For five years I lived in Normandy only a few hours drive from Monet’s last home in Giverny, the location of his famous lily ponds. The first time I visited I felt like I had learned more about what he was striving to achieve in his work after 40 minutes sat in front of the lily ponds than I had in 40 years of studying him in books!

As well as being inspired by Monet, an even earlier influence on my work, which has also had a lifelong effect, is that of the genius Leonardo da Vinci. I started studying his books of anatomical drawings to improve my figure drawing when I was still a teenage art student in Rhodesia, pairing it with the techniques of shading and the discipline of really looking at what we were drawing that Peter instilled in us.

Later on I learned Leonardo’s technique of chiaroscuro in the placing of lights and darks to create three-dimensionality in a 2D image and have always used it in combination with Monet’s work to depict light and shade. That’s the reason my solo exhibition last month was called “Chiaroscuro”. While in France, I was only a few hours drive from Leonardo’s last home, the Château du Clos Lucé, and that is another truly inspiring place to visit.

Throughout August my work is on show in the side window display as “Artist of the Month” for Southport Contemporary Arts at their ArtHouse Gallery in Eastbank Street, Southport.

The selection of work on show is inspired by the people, places and concepts that have inspired me for more than half a century. The display will change during the month but it starts with this trio as being the most appropriate:

First is the “Trio of Gemsbok in the early morning in the Kalahari Desert” taking me back to early childhood years in that desert. This painting uses tinted charcoal paints to capture the smoky colours as night begins to give way to the first rays of the sun starting to clip the knife-sharp edges of the sand dunes. The warm colours of the early morning sunlight were created using watercolours. The Gemsbok – usually called Oryx outside of Africa – were familiar sights in any of the countries I lived in around the southern tip of that amazing continent.

The second picture had to be a figure drawing in light of the time I spent at art school with Peter honing my drawing skills and getting my eye “in” to both see and depict what I was looking at. I have, however, done a change in gender because this was a more recent figure study while as an art student we were always drawing the incredibly well muscled gardener Morgan who could be guaranteed to hold a pose perfectly for at least an hour.

The third one in the present display is playing with the effects of light and when you put it into a night-time setting and add water reflections it gives you marvellous scope for depicting those effects. It’s “Reflections of Albert Dock at Night” and is done in pastels based on photographs that I took of the scene one winter evening when I had gone to watch Charlotte Dujardin doing a demonstration riding her superstar Valegro. And yes, it was in Africa that I first got my love of horses and horse riding.

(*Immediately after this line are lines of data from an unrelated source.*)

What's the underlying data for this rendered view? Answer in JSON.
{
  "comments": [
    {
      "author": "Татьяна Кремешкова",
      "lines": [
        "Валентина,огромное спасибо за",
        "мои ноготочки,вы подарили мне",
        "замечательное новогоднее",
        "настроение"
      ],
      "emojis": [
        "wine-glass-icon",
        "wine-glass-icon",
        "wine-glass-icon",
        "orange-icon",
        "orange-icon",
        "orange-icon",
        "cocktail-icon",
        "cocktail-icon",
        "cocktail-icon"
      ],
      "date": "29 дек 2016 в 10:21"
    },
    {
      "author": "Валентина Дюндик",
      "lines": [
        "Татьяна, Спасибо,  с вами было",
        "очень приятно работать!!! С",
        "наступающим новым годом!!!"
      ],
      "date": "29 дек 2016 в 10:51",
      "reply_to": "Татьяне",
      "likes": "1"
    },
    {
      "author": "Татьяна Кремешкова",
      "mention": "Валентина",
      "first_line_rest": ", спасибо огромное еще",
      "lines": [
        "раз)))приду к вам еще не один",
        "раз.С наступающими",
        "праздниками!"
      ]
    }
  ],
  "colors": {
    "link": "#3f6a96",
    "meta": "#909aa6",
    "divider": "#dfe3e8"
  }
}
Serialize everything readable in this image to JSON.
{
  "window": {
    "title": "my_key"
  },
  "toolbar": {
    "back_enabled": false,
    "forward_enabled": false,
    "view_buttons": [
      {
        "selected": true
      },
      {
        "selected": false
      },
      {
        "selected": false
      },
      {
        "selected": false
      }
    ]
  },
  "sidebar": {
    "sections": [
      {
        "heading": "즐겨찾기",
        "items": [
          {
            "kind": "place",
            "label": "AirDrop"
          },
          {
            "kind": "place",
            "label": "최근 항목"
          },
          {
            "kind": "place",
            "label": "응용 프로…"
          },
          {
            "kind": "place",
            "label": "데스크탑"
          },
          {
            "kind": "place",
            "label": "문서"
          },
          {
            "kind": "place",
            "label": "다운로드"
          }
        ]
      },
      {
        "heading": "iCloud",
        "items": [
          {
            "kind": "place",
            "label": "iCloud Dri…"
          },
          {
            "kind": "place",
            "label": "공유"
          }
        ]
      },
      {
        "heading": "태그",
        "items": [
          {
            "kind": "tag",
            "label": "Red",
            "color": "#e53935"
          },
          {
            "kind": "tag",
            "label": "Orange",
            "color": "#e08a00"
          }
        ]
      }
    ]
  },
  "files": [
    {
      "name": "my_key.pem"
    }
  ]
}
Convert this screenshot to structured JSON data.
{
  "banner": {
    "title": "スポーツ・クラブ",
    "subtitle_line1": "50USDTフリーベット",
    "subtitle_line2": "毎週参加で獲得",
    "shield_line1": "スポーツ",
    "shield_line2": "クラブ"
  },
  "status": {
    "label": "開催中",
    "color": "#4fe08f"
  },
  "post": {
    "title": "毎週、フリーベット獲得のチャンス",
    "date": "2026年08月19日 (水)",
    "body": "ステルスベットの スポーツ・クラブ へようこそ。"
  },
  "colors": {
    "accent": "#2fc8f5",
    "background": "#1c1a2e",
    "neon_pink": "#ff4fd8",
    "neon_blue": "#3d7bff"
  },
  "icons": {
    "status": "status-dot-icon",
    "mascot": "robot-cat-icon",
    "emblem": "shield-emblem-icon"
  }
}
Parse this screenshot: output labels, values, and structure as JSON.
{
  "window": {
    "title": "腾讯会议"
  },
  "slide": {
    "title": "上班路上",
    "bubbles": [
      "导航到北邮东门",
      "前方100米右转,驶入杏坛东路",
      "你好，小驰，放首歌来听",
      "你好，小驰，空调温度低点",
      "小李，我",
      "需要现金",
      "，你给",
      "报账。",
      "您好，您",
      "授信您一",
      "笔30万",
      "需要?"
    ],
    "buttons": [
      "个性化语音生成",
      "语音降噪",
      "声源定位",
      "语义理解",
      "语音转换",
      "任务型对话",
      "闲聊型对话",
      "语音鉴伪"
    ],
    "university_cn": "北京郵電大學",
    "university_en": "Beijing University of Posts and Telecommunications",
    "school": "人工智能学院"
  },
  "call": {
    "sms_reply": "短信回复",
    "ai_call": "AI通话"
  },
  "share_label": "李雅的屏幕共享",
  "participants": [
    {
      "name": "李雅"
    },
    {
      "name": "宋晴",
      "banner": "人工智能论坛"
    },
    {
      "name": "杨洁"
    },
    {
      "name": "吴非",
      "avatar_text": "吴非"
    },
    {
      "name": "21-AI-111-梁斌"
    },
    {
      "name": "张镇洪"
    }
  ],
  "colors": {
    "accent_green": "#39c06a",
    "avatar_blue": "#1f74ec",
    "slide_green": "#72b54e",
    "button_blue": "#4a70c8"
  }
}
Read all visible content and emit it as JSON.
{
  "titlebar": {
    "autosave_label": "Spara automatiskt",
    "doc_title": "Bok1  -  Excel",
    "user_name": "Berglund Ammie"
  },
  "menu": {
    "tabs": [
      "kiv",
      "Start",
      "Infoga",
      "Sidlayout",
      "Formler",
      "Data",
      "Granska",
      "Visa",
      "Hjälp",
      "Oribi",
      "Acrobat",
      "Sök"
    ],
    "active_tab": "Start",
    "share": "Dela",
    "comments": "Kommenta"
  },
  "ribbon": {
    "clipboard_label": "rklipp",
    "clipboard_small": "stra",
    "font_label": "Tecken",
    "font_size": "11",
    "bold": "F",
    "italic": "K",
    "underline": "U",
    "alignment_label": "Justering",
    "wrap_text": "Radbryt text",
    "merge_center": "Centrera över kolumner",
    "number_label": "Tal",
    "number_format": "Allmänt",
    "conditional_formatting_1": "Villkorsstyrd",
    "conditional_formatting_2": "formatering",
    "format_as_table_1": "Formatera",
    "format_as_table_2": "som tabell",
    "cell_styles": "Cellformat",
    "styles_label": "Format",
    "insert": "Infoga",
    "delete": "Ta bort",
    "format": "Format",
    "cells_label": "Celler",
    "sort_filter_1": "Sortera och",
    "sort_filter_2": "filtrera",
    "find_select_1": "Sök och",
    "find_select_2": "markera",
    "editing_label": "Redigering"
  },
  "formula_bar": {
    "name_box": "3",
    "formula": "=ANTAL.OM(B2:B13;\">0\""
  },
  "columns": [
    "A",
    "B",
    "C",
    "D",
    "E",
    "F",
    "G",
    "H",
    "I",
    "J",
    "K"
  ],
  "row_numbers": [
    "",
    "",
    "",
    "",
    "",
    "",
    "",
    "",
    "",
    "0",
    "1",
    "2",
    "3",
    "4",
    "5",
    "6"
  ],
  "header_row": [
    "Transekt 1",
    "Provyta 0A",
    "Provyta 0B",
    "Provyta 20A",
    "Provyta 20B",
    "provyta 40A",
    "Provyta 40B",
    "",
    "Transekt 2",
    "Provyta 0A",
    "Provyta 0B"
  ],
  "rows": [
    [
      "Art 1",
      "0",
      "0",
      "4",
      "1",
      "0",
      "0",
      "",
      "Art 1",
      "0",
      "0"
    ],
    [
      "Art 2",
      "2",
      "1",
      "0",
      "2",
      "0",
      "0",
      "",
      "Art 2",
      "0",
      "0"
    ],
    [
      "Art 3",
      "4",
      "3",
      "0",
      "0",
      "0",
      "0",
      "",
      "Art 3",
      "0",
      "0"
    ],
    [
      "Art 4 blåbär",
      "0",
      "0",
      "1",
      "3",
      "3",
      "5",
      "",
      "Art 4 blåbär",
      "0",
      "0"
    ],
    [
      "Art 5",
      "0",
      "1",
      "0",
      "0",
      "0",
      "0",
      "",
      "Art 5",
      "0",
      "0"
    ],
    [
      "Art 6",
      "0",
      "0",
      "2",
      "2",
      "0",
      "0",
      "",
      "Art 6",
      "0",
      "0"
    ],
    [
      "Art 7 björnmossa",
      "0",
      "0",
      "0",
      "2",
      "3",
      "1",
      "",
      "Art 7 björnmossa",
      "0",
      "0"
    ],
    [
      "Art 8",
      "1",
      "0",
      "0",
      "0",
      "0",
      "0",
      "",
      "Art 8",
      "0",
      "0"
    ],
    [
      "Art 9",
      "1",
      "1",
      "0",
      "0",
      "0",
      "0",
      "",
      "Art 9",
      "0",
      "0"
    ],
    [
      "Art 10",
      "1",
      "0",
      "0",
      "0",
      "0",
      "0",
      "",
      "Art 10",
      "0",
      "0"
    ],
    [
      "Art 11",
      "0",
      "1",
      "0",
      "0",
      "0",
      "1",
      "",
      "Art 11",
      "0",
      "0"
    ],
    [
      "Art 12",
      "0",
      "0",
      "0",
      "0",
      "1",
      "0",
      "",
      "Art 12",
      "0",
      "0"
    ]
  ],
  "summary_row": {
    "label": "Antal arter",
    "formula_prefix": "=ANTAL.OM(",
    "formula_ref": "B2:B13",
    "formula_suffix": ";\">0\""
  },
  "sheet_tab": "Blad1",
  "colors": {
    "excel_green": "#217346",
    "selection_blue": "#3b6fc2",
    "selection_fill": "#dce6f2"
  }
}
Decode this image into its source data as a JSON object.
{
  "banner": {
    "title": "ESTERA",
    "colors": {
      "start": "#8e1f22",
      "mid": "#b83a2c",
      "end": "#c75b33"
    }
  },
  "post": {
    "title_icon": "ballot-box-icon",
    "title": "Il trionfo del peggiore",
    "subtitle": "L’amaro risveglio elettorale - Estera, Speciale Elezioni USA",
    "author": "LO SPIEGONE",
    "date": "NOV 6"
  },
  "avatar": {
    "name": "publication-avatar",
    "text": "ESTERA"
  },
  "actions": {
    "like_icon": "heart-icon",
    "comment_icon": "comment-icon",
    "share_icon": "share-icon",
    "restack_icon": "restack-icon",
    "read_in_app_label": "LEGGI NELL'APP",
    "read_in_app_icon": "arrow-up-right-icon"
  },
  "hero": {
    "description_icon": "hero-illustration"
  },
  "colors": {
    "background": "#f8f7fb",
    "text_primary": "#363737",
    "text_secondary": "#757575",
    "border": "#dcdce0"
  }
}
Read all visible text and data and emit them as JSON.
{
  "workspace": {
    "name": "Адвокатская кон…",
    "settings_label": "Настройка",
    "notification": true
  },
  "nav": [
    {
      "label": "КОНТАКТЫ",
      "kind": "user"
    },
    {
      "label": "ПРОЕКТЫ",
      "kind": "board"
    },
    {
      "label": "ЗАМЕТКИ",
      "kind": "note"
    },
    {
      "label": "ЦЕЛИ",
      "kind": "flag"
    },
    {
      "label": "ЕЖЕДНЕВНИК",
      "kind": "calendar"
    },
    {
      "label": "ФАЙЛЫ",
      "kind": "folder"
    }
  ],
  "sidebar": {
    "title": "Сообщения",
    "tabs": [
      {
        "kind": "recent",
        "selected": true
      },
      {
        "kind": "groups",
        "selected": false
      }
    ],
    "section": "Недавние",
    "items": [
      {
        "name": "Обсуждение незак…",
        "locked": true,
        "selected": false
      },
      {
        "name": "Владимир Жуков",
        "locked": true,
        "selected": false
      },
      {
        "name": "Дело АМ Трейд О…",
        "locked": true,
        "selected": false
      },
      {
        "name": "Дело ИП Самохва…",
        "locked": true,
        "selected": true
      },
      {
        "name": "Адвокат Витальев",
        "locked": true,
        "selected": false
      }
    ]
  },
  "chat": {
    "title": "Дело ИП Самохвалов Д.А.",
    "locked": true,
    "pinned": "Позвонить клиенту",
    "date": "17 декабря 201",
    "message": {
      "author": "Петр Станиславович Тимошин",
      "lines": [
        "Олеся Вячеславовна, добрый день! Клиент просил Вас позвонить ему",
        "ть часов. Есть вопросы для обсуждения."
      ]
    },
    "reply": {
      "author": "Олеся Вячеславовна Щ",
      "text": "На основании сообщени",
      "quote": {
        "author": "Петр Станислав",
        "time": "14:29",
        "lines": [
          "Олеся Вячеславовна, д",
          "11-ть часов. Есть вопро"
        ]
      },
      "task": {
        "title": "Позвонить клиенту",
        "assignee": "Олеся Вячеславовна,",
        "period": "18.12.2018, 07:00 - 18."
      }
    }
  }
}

I aim to change the window display during my period as “Artist of the Month” and I want to include this watercolour of a misty morning in London in tribute to Monet. I will also change the pastel drawing to another one that plays with light and shade but whose subject takes me back to my childhood days playing with members of the big cat family. The third change will be to swap the seated figure for a ballerina performing on stage.

Finally, there’s another special link from my past inspiration to my current art work. The other half of my art business is “You CAN draw and paint” teaching drawing and painting using those well honed skills and techniques first taught to me nearly half a century ago on the other side of the globe.

For two of the weeks that my work is on display the rest of the gallery will be filled with the work of ten of my art students. Their exhibition “We CAN draw and paint” runs from Tuesday August 8th to Saturday August 19th. It is the first time that any of them have ever exhibited their work in public so I am delighted they have stepped up to the challenge and am more proud of them than they can possibly know.